Sunday, March 30, 2014

De mecánicos y doctores.


Tratar con mecánicos, es igual que hacerlo con los doctores: es como pisar terreno pantanoso. Uno no sabe hasta dónde es el alcance de la verdad o el de la mentira.
Cuando, por necesidad, llego frente a un mecánico, alguien como yo, que al levantar el capó de un carro, duda, de cuál es el tubo por donde se echa el aceite o donde va el líquido del radiador, me siento a su merced.
Cuando un mecánico me indica, señalando el motor, los problemas que ha encontrado, es más o menos la misma sensación que he tenido cuando regreso a la consulta del médico, para que me dé el resultado de los análisis. Estoy a sus pies, esperando, ansioso, lleno de temores, atento a su cara, al mínimo gesto que delate una mala noticia.
Siempre pienso que algo no está bien, que me voy a enterar de cosas que no quisiera escuchar. Y me da pánico.
No sonrían al leer esto, no crean que es solo un relato más para el blog que escribo siempre medio en broma, medio en serio. Esto es serio. Siempre sucede. Temo a los mecánicos tanto como a los doctores.
Mejor dicho, les temo más a los mecánicos que a los doctores.
El médico, trata conmigo de mis problemas. Algo siempre tiene lógica en lo que diagnostica, porque todo tiene que ver con lo que me sucede, con los males que voy padeciendo, soportando y la mayoría de las veces, esquivando.
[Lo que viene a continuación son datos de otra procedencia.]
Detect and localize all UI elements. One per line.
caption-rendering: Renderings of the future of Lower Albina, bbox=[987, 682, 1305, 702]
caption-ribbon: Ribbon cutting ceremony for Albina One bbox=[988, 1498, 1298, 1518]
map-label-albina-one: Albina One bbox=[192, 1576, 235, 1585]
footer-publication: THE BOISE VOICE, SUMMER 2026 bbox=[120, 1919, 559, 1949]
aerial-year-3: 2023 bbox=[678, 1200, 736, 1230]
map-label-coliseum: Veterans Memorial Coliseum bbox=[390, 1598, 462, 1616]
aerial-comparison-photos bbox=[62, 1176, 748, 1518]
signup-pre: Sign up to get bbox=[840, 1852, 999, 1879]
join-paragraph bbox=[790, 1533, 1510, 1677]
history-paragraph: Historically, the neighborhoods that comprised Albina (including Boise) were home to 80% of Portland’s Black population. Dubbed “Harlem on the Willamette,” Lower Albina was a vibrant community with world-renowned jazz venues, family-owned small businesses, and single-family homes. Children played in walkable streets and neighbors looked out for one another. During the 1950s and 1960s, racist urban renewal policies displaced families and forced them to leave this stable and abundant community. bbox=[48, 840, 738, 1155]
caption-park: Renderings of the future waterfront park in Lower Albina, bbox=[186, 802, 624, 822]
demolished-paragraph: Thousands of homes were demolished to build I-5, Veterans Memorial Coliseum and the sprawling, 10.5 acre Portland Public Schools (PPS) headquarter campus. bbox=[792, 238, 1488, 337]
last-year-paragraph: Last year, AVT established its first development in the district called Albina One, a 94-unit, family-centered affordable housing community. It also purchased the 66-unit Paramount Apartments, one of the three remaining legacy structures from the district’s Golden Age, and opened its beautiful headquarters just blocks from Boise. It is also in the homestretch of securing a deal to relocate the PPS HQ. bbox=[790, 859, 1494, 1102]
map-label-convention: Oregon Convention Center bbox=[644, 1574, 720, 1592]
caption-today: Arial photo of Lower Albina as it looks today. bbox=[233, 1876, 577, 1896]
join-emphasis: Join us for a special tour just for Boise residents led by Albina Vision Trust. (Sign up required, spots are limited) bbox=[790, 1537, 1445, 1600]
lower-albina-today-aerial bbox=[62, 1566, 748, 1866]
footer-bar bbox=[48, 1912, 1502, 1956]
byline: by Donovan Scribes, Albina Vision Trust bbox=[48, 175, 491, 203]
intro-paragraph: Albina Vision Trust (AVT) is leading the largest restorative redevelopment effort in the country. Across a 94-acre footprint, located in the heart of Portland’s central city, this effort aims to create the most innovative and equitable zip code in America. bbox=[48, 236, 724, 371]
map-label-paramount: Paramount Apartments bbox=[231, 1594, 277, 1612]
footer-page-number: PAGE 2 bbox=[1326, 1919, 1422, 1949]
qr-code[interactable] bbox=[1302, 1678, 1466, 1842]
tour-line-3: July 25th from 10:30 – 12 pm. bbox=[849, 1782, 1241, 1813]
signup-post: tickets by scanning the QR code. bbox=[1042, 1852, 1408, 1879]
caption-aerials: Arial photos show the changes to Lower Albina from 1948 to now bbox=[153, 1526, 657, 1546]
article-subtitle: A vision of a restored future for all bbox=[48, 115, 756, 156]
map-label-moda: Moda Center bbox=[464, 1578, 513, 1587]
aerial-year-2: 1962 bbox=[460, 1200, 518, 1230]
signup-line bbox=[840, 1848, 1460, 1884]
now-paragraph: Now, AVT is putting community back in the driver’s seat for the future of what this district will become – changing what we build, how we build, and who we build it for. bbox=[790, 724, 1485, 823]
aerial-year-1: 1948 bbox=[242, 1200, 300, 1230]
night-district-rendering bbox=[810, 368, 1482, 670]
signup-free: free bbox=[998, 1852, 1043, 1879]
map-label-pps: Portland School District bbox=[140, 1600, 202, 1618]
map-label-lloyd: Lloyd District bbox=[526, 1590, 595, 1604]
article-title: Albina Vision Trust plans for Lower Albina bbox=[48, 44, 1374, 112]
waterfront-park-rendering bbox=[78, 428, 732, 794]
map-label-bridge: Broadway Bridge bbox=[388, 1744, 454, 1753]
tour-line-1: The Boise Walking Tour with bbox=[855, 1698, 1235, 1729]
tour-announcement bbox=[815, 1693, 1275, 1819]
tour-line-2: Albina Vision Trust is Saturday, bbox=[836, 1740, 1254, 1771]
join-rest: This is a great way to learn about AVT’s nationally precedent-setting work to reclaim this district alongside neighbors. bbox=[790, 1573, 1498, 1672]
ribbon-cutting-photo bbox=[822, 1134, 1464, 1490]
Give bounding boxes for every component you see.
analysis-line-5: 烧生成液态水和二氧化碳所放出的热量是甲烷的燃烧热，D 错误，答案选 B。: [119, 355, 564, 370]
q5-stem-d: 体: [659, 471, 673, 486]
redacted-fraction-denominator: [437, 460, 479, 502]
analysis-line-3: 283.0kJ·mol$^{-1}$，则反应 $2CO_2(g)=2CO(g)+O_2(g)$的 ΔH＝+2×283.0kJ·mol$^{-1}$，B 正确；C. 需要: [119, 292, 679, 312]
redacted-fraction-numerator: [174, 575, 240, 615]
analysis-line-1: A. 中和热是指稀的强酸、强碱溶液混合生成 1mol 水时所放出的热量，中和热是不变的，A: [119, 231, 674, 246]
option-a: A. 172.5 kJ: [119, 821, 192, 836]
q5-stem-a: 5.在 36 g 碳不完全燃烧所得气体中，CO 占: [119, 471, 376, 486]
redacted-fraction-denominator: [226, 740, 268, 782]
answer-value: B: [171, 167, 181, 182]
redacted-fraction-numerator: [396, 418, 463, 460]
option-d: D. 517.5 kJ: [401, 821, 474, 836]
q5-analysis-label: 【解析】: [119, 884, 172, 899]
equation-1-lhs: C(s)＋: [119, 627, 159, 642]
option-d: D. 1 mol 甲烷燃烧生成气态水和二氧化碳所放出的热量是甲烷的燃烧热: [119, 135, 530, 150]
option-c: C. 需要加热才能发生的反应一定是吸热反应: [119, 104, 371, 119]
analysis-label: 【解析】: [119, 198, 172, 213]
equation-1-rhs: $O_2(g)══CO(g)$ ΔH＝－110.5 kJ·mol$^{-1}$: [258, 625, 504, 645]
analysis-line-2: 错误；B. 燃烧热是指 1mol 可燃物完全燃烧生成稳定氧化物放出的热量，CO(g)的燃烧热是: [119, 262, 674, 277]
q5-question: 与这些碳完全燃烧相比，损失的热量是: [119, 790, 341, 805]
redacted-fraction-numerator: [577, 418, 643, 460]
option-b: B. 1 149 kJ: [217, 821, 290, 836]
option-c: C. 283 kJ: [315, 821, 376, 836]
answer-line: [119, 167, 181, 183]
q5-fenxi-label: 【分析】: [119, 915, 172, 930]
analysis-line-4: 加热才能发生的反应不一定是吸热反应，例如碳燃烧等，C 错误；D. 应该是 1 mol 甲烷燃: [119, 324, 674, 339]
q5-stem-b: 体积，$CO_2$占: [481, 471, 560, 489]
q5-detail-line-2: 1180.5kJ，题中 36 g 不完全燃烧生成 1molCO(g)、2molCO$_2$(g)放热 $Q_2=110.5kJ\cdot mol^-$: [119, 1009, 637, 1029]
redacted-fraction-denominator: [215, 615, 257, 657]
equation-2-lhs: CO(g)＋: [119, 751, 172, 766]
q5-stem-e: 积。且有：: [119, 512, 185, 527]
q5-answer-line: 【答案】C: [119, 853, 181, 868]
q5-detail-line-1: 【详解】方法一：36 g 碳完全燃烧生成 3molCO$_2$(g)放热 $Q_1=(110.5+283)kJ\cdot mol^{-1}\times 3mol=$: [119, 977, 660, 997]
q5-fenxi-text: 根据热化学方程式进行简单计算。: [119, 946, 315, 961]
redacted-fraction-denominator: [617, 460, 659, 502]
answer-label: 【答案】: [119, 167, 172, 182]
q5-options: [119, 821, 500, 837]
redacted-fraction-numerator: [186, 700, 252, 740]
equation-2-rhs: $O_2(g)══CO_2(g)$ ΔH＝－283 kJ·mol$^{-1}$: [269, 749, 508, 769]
Ya el daño, de alguna manera, se ha convertido en compañero, es un conocido que duerme en mi cama, se ducha conmigo, que comemos juntos, que despertamos unidos.
Con el carro, el diagnóstico casi siempre parece hiperbólico. Un carro es una cosa maravillosa que uno posee, mientras se enciende cuando quieres que encienda, cuando te lleva desde el punto A al B y de nuevo te regresa sin contratiempos al punto A. Todo está bien cuando abres la puerta de la casa, apurado, y allí está, esperando, y te acomodas en él y enciendes la radio, el aire acondicionado y mientras uno va pensando en cualquier cosa,  se desliza por las calles.
Pero cuando algo falla, cuando esa máquina dócil que era tu esclava decide rebelarse, todo cambia. Y cuando digo todo, es todo.
No es solo un pedazo de lata dando problemas. Es que se nubla el cielo, las personas que te rodean dejan de parecerte interesantes, el aire se hace pesado, la risa ajena parece burla.
Un carro descompuesto cambia la vida. Que digo la vida, cambia tu forma de pensar, tu filosofía, hasta la visión política. Interfiere en la vida amorosa, en los recuerdos más antiguos, en el trato con la familia, con los animales, los amigos, los vecinos (esto de los vecinos es literatura: jamás tengo trato con los vecinos).
Nunca he sido más libre que cuando he visitado lugares donde el transporte público es primordial. En donde, para llegar a cualquier lugar, solo he tenido que abordar un metro, después  subir las escaleras y encontrarme cara a cara con la ciudad.
Cuando conocí a Mariana, ella trabajaba en una oficina en Kendall.  Yo descansaba viernes y sábado. Cuando ella terminaba, el viernes, allí estaba, esperándola. Dejábamos su carro en el parqueo del edificio y salíamos en el mío a disfrutar la noche.
No fueron una, o dos; fueron muchas, las veces que, ya de madrugada, felices, cansados, regresábamos a mi casa, y al aparcar, nos mirábamos, gritando al unísono: ¡el carro!
Nos habíamos olvidado por completo del traste, que quedó en el otro extremo de la ciudad. Frustrados, teníamos  que volver, para recogerlo.
Pero bueno, ya no voy a seguir dándole vueltas a lo que me motivó a escribir todo esto. Fue el dolor de pagar más de cuatrocientos dólares por un arreglo, que ni siquiera sé muy bien que es.
Hablé con el mecánico sobre el tema, pero no entendí nada.